Haben Sie heute noch Kontakt zu ehemaligen Kollegen?

Ich denke, in der DDR hatten wir eine gute kollegiale Gemeinschaft, die auch heute noch wichtig ist. Für mich sind das meine Freunde von Karat oder Silly, Veronika Fischer, Frank Schöbel, Rainer Oleak, Dirk Michaelis, Dirk Zöllner und viele andere. Wir geben ab und zu eine Musikerparty, alle kommen gerne und wir machen Musik, jammen und haben eine gute Zeit.

Gibt es etwas, an das Sie heutzutage nostalgisch zurückdenken?

Ich denke, wie jeder Künstler gern an die Erfolge, an tolle Tourneen und Begegnungen mit wunderbaren Künstlern zurück und mache da keinen Unterschied zwischen vor und nach der Wende. Von Nostalgie halte ich nicht sehr viel.

Sie haben Lieder für Gaby Rückert geschrieben, die Band von Veronika Fischer geleitet und bei Karat Keyboard gespielt. Warum wollten Sie nicht mehr als Sänger in Erscheinung treten, sondern mehr und mehr als Komponist?

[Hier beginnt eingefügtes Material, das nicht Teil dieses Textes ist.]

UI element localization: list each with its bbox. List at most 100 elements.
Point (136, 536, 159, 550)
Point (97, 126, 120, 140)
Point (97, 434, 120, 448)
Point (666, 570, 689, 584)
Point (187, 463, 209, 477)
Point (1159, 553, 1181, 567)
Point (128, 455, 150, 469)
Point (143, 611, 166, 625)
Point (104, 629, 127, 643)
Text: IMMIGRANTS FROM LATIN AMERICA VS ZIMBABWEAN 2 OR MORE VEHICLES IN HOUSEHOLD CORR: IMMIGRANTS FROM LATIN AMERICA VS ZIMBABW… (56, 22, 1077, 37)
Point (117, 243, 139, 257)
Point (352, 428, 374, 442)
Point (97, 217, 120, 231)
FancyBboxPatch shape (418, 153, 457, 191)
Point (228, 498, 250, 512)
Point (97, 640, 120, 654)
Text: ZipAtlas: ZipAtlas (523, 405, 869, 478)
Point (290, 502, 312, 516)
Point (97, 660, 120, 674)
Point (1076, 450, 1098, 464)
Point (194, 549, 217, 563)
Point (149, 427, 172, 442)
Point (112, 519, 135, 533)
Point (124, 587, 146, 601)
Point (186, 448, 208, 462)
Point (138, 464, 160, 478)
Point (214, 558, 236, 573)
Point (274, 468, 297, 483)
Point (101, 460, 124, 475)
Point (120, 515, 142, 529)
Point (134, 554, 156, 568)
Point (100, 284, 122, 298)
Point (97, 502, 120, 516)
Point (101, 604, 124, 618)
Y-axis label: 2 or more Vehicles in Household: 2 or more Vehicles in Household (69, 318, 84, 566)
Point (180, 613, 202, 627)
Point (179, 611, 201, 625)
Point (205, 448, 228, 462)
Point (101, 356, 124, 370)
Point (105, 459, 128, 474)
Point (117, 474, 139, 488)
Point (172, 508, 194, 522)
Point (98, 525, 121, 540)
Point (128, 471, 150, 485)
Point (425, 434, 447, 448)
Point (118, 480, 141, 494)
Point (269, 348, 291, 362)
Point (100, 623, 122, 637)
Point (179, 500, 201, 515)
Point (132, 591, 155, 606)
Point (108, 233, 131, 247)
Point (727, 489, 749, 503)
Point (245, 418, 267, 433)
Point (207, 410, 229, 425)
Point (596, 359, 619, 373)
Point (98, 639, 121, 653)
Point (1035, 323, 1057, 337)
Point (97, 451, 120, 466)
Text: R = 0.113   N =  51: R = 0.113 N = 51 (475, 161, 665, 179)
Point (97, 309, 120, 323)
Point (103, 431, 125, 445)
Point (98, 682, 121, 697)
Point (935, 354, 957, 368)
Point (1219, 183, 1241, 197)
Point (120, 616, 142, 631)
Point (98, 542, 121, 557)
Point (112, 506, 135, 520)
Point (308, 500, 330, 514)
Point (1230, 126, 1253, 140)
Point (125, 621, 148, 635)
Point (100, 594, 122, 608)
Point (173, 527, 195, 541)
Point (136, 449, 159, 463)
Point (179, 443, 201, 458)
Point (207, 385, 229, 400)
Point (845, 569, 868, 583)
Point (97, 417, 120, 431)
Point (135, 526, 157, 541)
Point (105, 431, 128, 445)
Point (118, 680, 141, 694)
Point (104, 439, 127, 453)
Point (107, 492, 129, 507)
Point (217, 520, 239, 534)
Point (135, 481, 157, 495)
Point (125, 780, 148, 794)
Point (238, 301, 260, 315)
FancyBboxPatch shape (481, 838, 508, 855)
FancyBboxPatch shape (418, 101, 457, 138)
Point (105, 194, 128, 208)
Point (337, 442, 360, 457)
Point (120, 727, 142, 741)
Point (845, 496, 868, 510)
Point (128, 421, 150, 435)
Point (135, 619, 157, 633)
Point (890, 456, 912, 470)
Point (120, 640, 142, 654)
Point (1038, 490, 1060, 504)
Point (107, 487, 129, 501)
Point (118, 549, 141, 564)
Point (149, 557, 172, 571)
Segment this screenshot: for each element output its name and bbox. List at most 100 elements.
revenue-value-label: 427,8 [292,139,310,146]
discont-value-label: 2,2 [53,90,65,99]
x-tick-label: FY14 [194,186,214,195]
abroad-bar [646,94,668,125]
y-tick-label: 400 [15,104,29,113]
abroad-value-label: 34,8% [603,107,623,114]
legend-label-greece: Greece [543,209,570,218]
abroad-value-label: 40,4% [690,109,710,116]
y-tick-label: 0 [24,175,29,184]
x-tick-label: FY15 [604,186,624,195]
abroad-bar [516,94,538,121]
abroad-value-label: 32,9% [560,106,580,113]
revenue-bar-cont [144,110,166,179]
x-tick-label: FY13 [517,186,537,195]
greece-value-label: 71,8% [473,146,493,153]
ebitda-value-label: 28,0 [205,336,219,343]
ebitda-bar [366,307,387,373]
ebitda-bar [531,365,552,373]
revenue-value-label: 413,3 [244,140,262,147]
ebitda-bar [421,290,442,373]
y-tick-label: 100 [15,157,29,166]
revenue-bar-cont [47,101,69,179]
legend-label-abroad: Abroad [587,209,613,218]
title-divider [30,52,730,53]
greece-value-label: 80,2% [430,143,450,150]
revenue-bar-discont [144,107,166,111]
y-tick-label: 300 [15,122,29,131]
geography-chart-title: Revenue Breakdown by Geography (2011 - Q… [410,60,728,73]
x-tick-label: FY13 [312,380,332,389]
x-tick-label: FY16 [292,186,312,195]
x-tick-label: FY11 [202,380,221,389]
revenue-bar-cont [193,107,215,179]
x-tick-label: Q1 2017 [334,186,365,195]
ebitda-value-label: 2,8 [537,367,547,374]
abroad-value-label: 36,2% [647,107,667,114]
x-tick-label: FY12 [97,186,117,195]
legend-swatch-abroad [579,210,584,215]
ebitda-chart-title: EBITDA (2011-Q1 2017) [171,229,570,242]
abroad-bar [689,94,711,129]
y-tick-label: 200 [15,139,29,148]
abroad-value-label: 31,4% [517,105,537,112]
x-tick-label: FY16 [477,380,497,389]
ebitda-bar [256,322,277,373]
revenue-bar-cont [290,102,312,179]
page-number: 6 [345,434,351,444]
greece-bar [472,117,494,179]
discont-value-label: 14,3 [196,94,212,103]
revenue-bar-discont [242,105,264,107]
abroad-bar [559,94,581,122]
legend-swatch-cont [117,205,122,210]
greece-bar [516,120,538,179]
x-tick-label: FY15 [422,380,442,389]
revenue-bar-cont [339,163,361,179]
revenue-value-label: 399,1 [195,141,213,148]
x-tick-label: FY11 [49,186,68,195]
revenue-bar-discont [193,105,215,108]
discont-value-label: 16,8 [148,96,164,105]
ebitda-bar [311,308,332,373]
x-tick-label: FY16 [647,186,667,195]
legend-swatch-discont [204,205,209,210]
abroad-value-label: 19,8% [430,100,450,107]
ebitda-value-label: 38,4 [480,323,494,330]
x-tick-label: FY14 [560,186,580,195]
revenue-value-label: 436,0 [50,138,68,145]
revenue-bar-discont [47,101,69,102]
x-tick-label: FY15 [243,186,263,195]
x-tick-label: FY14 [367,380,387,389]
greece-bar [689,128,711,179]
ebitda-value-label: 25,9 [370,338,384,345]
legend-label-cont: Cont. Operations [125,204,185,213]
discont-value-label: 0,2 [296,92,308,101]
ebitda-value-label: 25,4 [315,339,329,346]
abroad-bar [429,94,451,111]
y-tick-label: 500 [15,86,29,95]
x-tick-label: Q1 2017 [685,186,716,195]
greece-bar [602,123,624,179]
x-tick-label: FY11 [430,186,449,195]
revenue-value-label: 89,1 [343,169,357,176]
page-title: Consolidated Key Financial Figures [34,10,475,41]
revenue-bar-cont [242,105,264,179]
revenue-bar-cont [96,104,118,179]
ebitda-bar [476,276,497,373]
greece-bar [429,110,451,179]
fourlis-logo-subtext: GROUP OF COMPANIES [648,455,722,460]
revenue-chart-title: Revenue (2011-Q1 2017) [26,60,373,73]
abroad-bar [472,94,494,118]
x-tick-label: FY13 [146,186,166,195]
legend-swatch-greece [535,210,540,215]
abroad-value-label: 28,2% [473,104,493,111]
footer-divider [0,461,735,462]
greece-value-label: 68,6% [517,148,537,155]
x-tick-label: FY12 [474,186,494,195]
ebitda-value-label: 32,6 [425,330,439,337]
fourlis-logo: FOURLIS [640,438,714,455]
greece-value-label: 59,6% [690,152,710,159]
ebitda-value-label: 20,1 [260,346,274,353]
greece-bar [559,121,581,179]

Das hat sich eigentlich so ergeben. Ich bin ein neugieriger Mensch. Nach meinem klassischen Musikstudium an der Hochschule Hanns Eisler in Berlin hatte ich Angebote, Filmmusik zu schreiben. Das macht mir bis heute viel Spaß. Auch baten mich viele Sänger und Bands um neue Songs. Aber die Bühne hat mich nie losgelassen. Musik Live für mein Publikum zu spielen, ist immer wieder wunderbar.

Sie komponierten die Musik zum Kultfilm "Heißer Sommer" aus dem Jahr 1968 mit Frank Schöbel und Chris Doerk. Noch heute geben Sie Konzertlesungen zum Film. Warum glauben Sie, interessieren sich die Menschen immer noch für einen Film, der vor rund 50 Jahren erschienen ist?

Chris Doerk und Frank Schöbel waren damals die Creme der Popmusik der DDR. Und der Film traf einen Nerv bei jungen Leuten. Die Sehnsucht, in die Welt zu gehen und Abenteuer zu erleben, war riesengroß. Und das bediente dieser Film total, eine gewisse Freiheit und Unabhängigkeit und ein bisschen Flowerpower. Das vergisst man nicht, weil es Sehnsüchte der Jugend sind. Seit 2005 gibt es den Film auch als Musical, zuletzt aufgeführt 2018/19 auf der Naturbühne Greifensteine vom Eduard von Winterstein Theater, in Annaberg-Buchholz. Die Leute singen heute auf unseren Konzertlesungen die Songs aus dem Film begeistert mit.